MSRB Rule G-23 Concerning the Activities of Financial Advisors Effective November 27, 2011
The Municipal Securities Rulemaking Board (MSRB) reminds brokers, dealers, municipal securities dealers (“dealers”) and municipal advisors of amendments to MSRB Rule G-23, on activities of financial advisors, which are effective on November 27, 2011. The Securities and Exchange Commission (“Commission” or “SEC”) on May 27, 2011 approved the MSRB’s proposed rule change to Rule G-23 concerning activities of financial advisors. The proposed rule change consists of: (i) amendments to Rule G-23 (on activities of financial advisors) and (ii) an interpretive notice concerning Rule G-23, as described below.
In general, Rule G-23 has been amended to prohibit a dealer that serves as financial advisor to an issuer for a particular issue sold on either a negotiated or competitive bid basis from switching roles and underwriting the same issue.

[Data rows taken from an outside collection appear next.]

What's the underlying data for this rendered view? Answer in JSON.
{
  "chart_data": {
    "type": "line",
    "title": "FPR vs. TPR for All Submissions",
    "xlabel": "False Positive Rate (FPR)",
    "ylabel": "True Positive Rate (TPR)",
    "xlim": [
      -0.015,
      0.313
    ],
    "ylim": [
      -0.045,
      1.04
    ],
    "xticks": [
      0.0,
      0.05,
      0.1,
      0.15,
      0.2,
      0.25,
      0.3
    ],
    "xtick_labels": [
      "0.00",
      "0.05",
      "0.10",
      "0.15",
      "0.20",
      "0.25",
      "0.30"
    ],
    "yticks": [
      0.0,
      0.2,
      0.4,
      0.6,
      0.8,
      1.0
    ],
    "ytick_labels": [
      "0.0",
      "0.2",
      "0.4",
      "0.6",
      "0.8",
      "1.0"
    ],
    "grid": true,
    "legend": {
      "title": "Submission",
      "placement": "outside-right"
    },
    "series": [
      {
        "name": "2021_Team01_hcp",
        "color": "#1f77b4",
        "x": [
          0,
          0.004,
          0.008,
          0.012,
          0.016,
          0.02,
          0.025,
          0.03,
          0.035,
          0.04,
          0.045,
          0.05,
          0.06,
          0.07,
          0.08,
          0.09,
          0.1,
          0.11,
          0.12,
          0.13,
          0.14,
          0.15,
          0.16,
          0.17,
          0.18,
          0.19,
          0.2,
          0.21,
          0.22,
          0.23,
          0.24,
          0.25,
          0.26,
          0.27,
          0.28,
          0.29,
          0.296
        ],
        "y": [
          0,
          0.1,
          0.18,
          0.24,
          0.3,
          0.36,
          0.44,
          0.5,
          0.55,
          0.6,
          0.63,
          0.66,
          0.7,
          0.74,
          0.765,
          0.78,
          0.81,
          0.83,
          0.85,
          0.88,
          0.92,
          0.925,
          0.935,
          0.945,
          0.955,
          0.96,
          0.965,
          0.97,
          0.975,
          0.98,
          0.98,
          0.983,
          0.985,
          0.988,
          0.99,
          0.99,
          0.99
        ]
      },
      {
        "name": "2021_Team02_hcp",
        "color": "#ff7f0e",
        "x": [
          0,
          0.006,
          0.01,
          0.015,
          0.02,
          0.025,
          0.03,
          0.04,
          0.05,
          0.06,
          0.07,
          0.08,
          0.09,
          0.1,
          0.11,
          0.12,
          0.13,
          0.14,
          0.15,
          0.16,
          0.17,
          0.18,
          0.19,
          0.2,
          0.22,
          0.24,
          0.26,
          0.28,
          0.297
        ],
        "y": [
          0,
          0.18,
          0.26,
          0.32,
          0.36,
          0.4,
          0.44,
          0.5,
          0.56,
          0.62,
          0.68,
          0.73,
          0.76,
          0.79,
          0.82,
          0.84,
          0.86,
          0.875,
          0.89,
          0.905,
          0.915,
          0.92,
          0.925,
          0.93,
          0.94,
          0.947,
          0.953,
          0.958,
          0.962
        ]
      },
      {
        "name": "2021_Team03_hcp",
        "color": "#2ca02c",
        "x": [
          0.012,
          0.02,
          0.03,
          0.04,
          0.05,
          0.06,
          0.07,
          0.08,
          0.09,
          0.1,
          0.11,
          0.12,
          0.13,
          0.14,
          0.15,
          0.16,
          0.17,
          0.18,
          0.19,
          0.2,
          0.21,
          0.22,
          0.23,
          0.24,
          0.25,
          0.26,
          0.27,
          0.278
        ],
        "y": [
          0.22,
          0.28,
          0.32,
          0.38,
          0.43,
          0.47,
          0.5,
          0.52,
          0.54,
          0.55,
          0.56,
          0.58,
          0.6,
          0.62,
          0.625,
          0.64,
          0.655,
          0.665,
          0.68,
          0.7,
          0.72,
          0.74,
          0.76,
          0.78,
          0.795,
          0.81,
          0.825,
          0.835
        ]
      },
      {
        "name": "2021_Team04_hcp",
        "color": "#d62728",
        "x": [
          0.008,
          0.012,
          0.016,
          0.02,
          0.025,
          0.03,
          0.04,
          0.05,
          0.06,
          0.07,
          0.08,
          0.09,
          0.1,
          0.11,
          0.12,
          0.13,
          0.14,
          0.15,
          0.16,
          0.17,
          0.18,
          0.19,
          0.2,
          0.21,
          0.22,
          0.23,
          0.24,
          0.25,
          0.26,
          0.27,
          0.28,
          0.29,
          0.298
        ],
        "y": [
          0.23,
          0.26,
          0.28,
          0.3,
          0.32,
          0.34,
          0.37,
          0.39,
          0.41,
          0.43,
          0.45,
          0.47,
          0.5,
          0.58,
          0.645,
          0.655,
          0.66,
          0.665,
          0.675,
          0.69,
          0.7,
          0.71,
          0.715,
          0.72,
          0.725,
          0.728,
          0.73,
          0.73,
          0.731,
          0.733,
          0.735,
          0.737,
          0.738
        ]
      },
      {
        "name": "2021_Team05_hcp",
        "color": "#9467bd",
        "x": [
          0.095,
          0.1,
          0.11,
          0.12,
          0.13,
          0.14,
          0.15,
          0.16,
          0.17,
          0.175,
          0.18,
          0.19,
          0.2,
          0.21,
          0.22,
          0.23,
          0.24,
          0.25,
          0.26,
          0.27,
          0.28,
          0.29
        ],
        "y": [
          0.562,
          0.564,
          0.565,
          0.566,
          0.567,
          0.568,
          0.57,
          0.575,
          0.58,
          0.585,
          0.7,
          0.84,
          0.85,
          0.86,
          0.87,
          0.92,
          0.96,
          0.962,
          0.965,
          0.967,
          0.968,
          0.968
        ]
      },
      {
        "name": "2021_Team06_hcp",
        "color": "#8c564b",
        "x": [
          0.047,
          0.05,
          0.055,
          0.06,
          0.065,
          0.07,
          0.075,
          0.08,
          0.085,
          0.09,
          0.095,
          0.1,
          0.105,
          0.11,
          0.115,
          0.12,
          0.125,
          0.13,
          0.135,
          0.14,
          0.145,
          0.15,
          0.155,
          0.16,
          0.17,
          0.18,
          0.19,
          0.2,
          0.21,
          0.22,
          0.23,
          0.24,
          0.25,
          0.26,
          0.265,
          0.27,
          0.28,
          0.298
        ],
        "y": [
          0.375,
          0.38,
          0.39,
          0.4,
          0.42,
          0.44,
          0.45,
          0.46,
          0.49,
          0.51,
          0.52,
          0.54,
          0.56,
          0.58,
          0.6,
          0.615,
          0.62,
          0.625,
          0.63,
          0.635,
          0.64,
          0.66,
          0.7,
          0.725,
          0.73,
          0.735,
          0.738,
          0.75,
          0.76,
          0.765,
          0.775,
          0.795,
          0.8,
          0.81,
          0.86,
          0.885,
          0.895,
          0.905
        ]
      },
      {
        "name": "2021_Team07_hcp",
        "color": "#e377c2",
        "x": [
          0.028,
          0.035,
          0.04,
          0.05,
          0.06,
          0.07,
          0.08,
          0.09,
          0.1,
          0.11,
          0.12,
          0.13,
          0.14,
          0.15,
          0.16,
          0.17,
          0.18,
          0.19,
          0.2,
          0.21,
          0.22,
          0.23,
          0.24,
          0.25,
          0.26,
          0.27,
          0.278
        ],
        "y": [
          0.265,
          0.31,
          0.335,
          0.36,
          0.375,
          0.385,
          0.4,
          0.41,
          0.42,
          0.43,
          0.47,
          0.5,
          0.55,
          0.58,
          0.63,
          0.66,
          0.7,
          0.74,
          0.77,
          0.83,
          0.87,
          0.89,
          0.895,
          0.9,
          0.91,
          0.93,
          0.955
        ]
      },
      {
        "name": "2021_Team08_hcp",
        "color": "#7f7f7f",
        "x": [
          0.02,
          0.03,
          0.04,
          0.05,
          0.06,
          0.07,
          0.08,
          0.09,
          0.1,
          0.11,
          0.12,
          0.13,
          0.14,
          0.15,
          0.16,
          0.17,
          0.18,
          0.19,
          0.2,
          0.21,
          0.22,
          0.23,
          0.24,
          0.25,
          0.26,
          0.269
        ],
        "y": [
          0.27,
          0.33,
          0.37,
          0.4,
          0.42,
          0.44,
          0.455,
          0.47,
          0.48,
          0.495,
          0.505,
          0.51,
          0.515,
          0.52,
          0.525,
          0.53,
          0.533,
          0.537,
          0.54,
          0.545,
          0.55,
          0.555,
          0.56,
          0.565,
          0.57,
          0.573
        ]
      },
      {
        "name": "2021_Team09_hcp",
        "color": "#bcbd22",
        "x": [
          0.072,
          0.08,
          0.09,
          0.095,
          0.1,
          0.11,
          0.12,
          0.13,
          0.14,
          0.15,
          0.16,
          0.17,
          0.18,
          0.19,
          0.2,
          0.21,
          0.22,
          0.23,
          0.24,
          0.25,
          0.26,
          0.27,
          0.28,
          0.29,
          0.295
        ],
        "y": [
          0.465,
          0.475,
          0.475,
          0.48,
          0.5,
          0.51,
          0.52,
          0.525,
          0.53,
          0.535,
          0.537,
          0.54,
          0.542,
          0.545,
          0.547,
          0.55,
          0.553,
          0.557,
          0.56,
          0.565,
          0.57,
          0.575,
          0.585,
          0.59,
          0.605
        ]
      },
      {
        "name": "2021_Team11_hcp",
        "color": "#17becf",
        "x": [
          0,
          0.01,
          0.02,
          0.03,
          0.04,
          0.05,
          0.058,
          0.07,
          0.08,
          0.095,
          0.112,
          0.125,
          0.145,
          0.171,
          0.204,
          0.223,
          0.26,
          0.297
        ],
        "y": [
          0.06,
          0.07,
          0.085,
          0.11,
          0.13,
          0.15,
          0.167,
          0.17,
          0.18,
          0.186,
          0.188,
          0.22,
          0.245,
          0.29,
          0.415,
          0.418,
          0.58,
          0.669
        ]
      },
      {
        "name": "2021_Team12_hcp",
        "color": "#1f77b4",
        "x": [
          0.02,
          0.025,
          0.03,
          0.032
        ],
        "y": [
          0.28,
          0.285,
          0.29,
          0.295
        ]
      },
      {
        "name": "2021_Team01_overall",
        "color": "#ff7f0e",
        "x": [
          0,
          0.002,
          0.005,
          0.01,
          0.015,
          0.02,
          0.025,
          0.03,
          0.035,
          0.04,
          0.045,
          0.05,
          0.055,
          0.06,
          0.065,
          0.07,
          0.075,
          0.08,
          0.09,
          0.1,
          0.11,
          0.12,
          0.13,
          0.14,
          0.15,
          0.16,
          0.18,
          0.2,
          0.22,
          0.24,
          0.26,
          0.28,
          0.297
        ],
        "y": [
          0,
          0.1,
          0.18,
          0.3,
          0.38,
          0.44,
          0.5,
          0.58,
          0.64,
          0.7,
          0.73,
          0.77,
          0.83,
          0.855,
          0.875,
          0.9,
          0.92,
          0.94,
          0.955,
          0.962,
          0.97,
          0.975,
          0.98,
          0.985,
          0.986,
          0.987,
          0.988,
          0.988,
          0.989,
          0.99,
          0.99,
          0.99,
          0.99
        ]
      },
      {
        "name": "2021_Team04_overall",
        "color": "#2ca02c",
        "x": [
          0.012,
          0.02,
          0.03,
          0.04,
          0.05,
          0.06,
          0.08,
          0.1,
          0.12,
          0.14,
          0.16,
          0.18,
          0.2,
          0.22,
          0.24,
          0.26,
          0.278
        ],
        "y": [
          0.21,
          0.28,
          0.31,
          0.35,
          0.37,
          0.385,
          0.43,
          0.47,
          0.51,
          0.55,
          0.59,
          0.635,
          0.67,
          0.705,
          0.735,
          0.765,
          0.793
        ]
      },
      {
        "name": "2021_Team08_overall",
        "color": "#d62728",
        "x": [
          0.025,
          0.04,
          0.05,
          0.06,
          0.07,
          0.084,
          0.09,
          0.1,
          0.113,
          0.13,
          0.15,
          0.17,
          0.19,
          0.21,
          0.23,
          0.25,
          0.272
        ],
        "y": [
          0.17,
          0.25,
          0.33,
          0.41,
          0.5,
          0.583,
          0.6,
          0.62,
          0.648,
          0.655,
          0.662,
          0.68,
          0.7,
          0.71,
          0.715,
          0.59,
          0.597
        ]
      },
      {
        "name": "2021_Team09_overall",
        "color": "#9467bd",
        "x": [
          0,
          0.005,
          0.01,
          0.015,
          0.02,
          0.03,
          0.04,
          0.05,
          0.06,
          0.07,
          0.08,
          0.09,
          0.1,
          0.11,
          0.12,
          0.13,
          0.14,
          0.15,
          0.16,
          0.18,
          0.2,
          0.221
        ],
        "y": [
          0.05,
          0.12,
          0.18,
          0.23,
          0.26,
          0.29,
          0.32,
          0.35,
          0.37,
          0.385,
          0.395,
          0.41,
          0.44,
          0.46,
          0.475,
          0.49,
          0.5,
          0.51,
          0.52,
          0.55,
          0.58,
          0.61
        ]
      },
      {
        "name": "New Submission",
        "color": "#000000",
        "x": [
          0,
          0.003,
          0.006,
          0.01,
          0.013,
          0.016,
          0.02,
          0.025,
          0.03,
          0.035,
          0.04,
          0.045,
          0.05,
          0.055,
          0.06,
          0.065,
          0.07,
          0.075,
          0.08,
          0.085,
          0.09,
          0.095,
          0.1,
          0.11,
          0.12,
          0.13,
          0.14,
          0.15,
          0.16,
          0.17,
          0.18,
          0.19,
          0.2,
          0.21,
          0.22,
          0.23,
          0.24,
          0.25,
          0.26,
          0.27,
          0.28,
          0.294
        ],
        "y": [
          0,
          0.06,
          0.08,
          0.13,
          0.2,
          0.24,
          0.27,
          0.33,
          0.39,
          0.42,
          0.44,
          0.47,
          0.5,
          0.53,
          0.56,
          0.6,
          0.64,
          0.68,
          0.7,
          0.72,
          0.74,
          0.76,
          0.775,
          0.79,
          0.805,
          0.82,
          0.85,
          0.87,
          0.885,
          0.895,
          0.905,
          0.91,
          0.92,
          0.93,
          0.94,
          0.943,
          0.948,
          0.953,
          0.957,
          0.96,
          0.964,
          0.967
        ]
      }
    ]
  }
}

The amendments to Rule G-23 will, subject to the exceptions described below:
- prohibit a dealer financial advisor with respect to the issuance of municipal securities from acquiring all or any portion of such issue directly or indirectly, from the issuer as principal, or acting as agent for the issuer in arranging the placement of such issue, either alone or as a participant in a syndicate or other similar account formed for that purpose;
- apply the same prohibition to any dealer controlling, controlled by, or under common control with the dealer financial advisor; and
- prohibit a dealer financial advisor from acting as the remarketing agent for such issue.
The amendments to Rule G-23 will not prohibit:
- a dealer financial advisor from placing an issuer’s entire issue with another governmental entity, such as a bond bank, as part of a plan of financing by such entity for or on behalf of the dealer financial advisor’s issuer client;
- a dealer financial advisor from serving as successor remarketing agent to an issuer for the same issue with respect to which it provided financial advisory services if the financial advisory relationship with the issuer has been terminated for at least one (1) year; or
- a dealer financial advisor from purchasing such securities from an underwriter, either for its own trading account or for the account of its customers, except to the extent that such purchase is made to contravene the purpose and intent of the rule.